Es ist eine stattliche Anzahl von Leuten, die am Donnerstag um 16.15 Uhr im Bundeshaus Ost zusammenfindet. Eine zwölfköpfige Delegation aus dem Berner Oberland hatte sich aufgemacht, um sich mit Verteidigungsministerin Viola Amherd (Mitte) zu treffen. Es sind mehrheitlich Gemeindepräsidenten aus dem Haslital, sekundiert von Evi Allemann (SP), der Berner Regierungspräsidentin. Amherd wiederum weiss Oberst im Generalstab Marc Studer an ihrer Seite, dazu den Chefbeamten Bruno Locher und Bernhard Berset. Letzterer leitet das Projekt «Neues Kampfflugzeug» im Verteidigungsdepartement.

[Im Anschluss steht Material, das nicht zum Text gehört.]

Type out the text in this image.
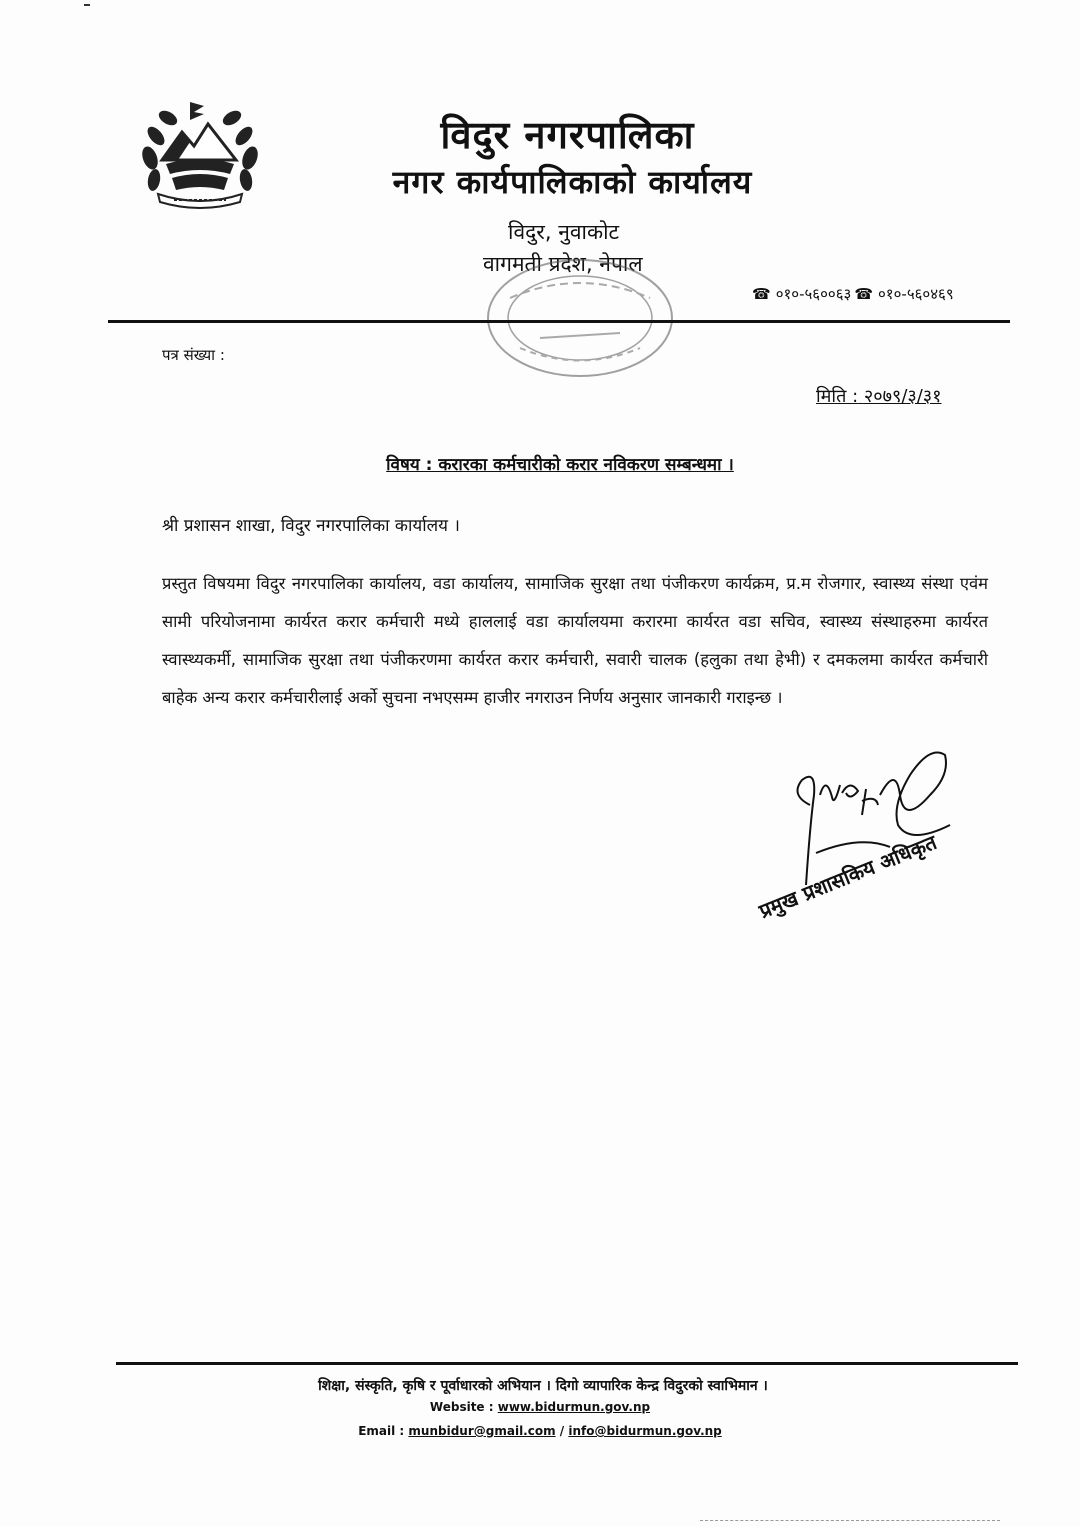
विदुर नगरपालिका
नगर कार्यपालिकाको कार्यालय
विदुर, नुवाकोट
वागमती प्रदेश, नेपाल
☎ ०१०-५६००६३ ☎ ०१०-५६०४६९
पत्र संख्या :
मिति : २०७९/३/३१
विषय : करारका कर्मचारीको करार नविकरण सम्बन्धमा ।
श्री प्रशासन शाखा, विदुर नगरपालिका कार्यालय ।
प्रस्तुत विषयमा विदुर नगरपालिका कार्यालय, वडा कार्यालय, सामाजिक सुरक्षा तथा पंजीकरण कार्यक्रम, प्र.म रोजगार, स्वास्थ्य संस्था एवंम सामी परियोजनामा कार्यरत करार कर्मचारी मध्ये हाललाई वडा कार्यालयमा करारमा कार्यरत वडा सचिव, स्वास्थ्य संस्थाहरुमा कार्यरत स्वास्थ्यकर्मी, सामाजिक सुरक्षा तथा पंजीकरणमा कार्यरत करार कर्मचारी, सवारी चालक (हलुका तथा हेभी) र दमकलमा कार्यरत कर्मचारी बाहेक अन्य करार कर्मचारीलाई अर्को सुचना नभएसम्म हाजीर नगराउन निर्णय अनुसार जानकारी गराइन्छ ।
प्रमुख प्रशासकिय अधिकृत
शिक्षा, संस्कृति, कृषि र पूर्वाधारको अभियान । दिगो व्यापारिक केन्द्र विदुरको स्वाभिमान ।
Website : www.bidurmun.gov.np
Email : munbidur@gmail.com / info@bidurmun.gov.np
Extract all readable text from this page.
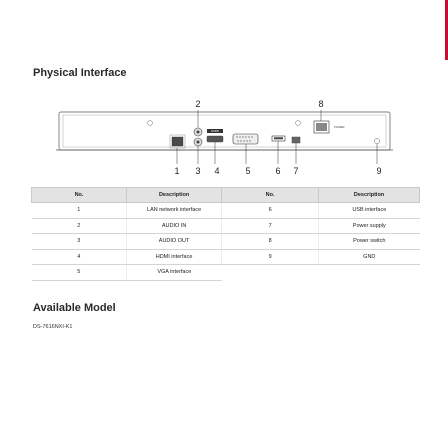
Physical Interface
HDMI
POWER
1
2
3 4	5	6 7
8
9
No.	Description	No.	Description
1	LAN network interface	6	USB interface
2	AUDIO IN	7	Power supply
3	AUDIO OUT	8	Power switch
4	HDMI interface	9	GND
5	VGA interface		
Available Model
DS-7616NXI-K1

Seit Monaten schwelt Unmut im Haslital. Der Grund ist der neue Kampfjet vom Typ F-35: Er sei wesentlich lauter als seine Vorgängermodelle, sagen Anwohner, die den Flieger bereits einmal auf dem Militärflugplatz Meiringen haben abheben sehen.
Das VBS hingegen stellt sich auf den Standpunkt, im Schnitt werde die Lärmbelastung kaum steigen. Der Flieger sei zwar minim lauter, dafür würden aber die Flugbewegungen abnehmen. Die Fronten sind verhärtet, doch nun kommt neue Dynamik in den Konflikt.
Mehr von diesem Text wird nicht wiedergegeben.